Джафар смотрит на меня и медленно багровеет. «Нет, товарищ курсант. У вас — форма одежды злостного нарушителя, — и вдруг как заорёт: — Автобус, стой! Курсант Кондырев, вам пятнадцать минут прибыть у училище! Через пятнадцать минут я звоню дежурному по КПП. Если вас ещё нет — получите семь суток ареста. Если успеваете, тогда у нас с вами будет серьёзный разговор. Усё, бегом марш!»
Хотя мы были уже за городом, я всё же успел за пятнадцать минут: сердобольный гаишник на мотоцикле подвёз. Но свои семь суток ареста я всё-равно получил.
В тот же день меня препроводили на гарнизонную гауптвахту, где я впервые столкнулся с начгубом капитаном Белочкиным.
Белочкин, несмотря на свою нежную фамилию, был духовным собратом генерала и Джафара — он хотел сделать «образцово-показательную гарнизонную гауптвахту». Это желание проявлялось в неукоснительном набавлении новых суток и суток ареста за каждую провинность; не смог при выпуске с гауптвахты рассказать слово в слово и без запинки статью, за которую тебя посадили, а также Гимн Советского Союза — на тебе ещё трое суток, иди подучи. И старшему камеры столько же — чтобы проконтролировал. Не постирался, невзирая на собачий холод и специально открытую форточку, — получите со старшим камеры ещё по трое суток. Нашли у тебя при осмотре окурок или спичку, да и вообще, всё что угодно, — держи ещё трое суток и старшему камеры его дозу передай, чтобы бдил.
И возражать против этого порядка никто не решался. Все отлично помнили историю, приключившуюся с дембелем Соколовым.
Попал на губу этот бравый старослужащий всего лишь за какую-то неделю до Нового Года. То-есть, даже при самом плохом раскладе больше недели он всё-равно здесь пробыть не мог: по закону, весенний призыв должен быть полностью уволен в запас до первого июля, а осенний — до первого января.
Сел на губу Соколов с ничтожным сроком в трое суток. И, как водится, немедленно отказался выполнять какие бы то ни было работы. Дембель всё-таки! Дескать, до Нового Года свою недельку в камере посижу безвылазно, а там вы меня по любому выпустите.
Доложили Белочкину. Тот не долго думал, что делать со строптивым дембелем: привязали Соколову белы рученьки к кирзовым ноженькам да и забросили в самую грустную одиночку вместе с несколькими килограммами хлорки. А одиночка — жуткий такой цементный даже не мешок, а мешочек, — метр на два. Там и без хлорки через пару дней сидения чокнешься.
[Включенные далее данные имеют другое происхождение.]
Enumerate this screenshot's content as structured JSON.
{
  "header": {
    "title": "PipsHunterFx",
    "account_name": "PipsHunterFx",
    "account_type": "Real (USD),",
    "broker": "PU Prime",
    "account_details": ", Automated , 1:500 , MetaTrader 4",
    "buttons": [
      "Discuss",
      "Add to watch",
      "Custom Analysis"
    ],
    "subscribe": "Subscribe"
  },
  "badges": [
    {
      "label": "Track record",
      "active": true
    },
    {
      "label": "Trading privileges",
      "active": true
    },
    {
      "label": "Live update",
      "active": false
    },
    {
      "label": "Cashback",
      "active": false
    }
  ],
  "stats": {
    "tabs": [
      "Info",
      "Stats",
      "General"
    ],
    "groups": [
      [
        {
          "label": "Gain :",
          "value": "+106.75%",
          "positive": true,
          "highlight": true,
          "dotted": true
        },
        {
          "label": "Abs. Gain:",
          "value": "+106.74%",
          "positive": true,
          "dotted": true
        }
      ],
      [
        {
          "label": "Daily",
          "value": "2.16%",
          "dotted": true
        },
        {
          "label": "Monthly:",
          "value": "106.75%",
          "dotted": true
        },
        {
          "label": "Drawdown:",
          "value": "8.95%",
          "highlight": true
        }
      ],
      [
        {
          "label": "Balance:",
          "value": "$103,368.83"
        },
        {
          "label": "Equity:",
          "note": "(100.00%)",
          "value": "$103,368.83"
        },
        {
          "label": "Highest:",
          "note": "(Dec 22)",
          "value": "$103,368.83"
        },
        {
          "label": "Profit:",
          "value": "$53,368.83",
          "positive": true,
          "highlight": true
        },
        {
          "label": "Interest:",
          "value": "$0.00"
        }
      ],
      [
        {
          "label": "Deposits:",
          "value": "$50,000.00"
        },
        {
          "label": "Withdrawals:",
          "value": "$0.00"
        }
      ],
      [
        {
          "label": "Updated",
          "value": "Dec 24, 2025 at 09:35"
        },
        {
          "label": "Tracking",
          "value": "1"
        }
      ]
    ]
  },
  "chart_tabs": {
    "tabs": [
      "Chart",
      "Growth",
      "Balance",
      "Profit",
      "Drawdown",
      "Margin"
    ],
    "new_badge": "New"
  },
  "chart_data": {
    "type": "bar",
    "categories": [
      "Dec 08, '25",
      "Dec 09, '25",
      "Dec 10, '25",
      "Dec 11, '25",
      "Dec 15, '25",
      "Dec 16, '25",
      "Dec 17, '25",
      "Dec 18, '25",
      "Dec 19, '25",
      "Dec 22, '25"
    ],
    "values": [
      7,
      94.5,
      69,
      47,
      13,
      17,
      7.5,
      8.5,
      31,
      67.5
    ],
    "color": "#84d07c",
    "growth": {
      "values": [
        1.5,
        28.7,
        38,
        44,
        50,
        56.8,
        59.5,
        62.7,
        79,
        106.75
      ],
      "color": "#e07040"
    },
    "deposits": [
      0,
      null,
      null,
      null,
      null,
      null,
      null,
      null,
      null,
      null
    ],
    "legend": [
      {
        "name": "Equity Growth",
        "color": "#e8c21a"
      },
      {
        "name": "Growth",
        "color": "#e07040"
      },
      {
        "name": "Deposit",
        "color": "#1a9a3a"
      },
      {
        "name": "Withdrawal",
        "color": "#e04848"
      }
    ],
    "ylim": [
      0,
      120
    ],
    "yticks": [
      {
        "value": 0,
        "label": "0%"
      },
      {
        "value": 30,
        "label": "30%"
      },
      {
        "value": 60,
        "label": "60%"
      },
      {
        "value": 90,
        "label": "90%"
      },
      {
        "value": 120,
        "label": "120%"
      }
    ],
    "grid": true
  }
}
Никто не знает, что с Соколовым в этом мешочке делали, но только через пять суток зашёл он в общую камеру чётким строевым шагом и вкрадчивым голосом поведал арестантам о том, что в своё время так не понимал и обижал своих командиров и начальников, и вёл себя совершенно неподобающим образом, а они ведь — как отцы родные для солдата, — ночами не спят, всё только о подчинённых своих думают и переживают, а он, нерадивый солдат Соколов, был так неправ и позволял себе вопиющие нарушения Устава, который каждому военнослужащему надлежит свято чтить, и т. д., и т. п.
Такое фантастическое превращение свободолюбивого негодяя в образцового солдата подействовало на арестантов как лошадиная доза иприта. А тут ещё зашёл Белочкин и, во избежание новых попыток прямого неподчинения, прочёл губарям лекцию о причинах и следствиях. Он как дважды два доказал своим питомцам, что отказ подчиняться — это не что иное, как невыполнение приказа, то-есть прямая измена Родине, и реакцией на это может быть только дисбат; а упрятать изменника Родины в дисбат ему лично, капитану Белочкину, ничего не стоит.
Естественно, глядя на образцово-показательного Соколова, арестанты немедленно и безоговорочно поверили начгубу, и с тех пор никому и в голову не приходило бунтовать. Кому же охота попасть в дисбат? Ведь хуже дисбата, наверное, ничего и быть не может. Дисбат — это сплошной Курс Молодого Бойца, только усугублённый, на протяжении трёх полновесных лет. А это гораздо страшнее, чем даже тюрьма.
Итак, гауптвахта. Гарнизонная гауптвахта полтавского гарнизона состояла из двух одиночек, камеры предварительного заключения, общей камеры, комнаты для приёма пищи, туалета, комнаты для хранения одежды и — за решёткой — караульного помещения. Железные двери с глазками, красный свет, цементные стены. Вооружённые часовые и выводные с деревянными мордами. В общем, губа как губа. Поначалу было жутковато, но потом привык.
Как только я переступил порог общей камеры, немедленно был произведён начкаром в «старшие» камеры.